As the shifters moved, picking up the few agents and running back up the stairs and out another exit, Jace finally turned around and faced what was behind her.
The Carrion blocked the front door—and the Crows' way out.
“Are you frightened, slave?” their leader asked in Old Norse, his voice dark and gravelly. He bent down so that he could look Jace in the eyes. “Because you should be.”
“And you should leave, now,” she replied, also in Old Norse, surprising the Carrion.
Their leader studied Jace, but before she could convince him, Chloe got to her feet . . . and extended her wings.
“Crow!” one of the Carrion roared.
Weapons were pulled and one of them slashed at Chloe.
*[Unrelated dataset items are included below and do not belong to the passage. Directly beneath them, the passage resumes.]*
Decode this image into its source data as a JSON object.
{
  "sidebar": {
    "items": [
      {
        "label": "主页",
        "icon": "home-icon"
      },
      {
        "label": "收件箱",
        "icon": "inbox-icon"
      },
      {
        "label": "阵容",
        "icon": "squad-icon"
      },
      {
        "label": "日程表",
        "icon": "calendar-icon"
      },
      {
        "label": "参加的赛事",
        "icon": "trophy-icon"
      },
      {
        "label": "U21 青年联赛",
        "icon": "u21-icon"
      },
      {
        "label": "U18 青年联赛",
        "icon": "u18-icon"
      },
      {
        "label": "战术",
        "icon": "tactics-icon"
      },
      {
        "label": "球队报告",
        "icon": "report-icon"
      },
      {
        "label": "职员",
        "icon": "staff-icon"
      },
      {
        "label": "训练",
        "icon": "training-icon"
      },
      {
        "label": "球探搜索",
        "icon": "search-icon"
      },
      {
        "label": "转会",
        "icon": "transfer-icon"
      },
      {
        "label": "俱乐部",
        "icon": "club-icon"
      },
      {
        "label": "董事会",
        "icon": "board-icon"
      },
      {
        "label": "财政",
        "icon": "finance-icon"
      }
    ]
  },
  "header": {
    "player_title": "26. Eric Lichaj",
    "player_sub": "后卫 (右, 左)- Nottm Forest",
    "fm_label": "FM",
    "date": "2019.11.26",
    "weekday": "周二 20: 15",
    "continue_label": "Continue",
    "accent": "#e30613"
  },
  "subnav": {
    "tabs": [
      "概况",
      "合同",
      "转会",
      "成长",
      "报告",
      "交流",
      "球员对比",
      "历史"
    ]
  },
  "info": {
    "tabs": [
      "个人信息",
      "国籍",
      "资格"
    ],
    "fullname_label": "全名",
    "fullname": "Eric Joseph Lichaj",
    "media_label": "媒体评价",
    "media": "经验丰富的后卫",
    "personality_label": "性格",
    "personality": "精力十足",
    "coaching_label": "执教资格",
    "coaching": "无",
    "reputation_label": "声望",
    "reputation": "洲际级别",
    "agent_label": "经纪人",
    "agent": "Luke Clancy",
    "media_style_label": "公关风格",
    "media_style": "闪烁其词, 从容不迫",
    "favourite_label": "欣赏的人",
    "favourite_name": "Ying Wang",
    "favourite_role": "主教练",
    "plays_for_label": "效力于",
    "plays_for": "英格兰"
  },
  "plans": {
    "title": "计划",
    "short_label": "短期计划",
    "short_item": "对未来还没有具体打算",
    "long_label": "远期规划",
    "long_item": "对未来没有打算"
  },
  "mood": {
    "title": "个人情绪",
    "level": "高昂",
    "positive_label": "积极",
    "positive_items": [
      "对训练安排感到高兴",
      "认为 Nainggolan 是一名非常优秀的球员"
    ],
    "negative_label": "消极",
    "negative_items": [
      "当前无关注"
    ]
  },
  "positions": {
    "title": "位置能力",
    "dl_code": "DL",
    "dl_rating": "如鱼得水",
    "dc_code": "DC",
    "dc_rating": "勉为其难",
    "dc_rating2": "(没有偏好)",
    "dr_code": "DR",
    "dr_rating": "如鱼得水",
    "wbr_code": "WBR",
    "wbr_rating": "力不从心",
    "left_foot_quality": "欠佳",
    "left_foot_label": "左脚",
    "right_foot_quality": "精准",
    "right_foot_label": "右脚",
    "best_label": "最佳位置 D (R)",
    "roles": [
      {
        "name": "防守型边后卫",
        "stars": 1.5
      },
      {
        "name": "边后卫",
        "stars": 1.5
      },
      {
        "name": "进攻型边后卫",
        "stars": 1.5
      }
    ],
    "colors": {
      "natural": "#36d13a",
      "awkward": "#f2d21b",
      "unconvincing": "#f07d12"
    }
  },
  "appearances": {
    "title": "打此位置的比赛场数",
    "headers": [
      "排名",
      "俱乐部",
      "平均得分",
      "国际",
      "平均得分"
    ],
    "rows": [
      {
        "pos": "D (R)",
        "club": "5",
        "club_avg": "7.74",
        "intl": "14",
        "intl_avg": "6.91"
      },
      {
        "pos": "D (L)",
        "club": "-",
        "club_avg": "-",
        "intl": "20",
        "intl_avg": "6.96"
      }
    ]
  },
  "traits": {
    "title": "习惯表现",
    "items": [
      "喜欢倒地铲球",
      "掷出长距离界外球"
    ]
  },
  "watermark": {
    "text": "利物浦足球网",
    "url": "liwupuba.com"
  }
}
She reared back, but the blade wouldn't have touched her anyway. Kera's axe—a weapon given to her by Freyja—blocked and held it, the runes on her handle glowing.
As she struggled with the Carrion in front of her, another came up behind her. Erin tried to step in but was backhanded, sending the redhead spinning across the room and into the wall.
Seeing her sister-Crow harmed, treated like the slave these ancient Vikings believed them to be, had rage rising up in Jace, splintering and racing through her veins.
Jace screamed and charged all the Carrion, no longer caring about their powers, her fear, any of it. She bellowed and ran at the leader. The one she couldn't stop focusing on. The one she automatically hated. She ran at him, launched herself into his arms, and rammed her blade right into his eye.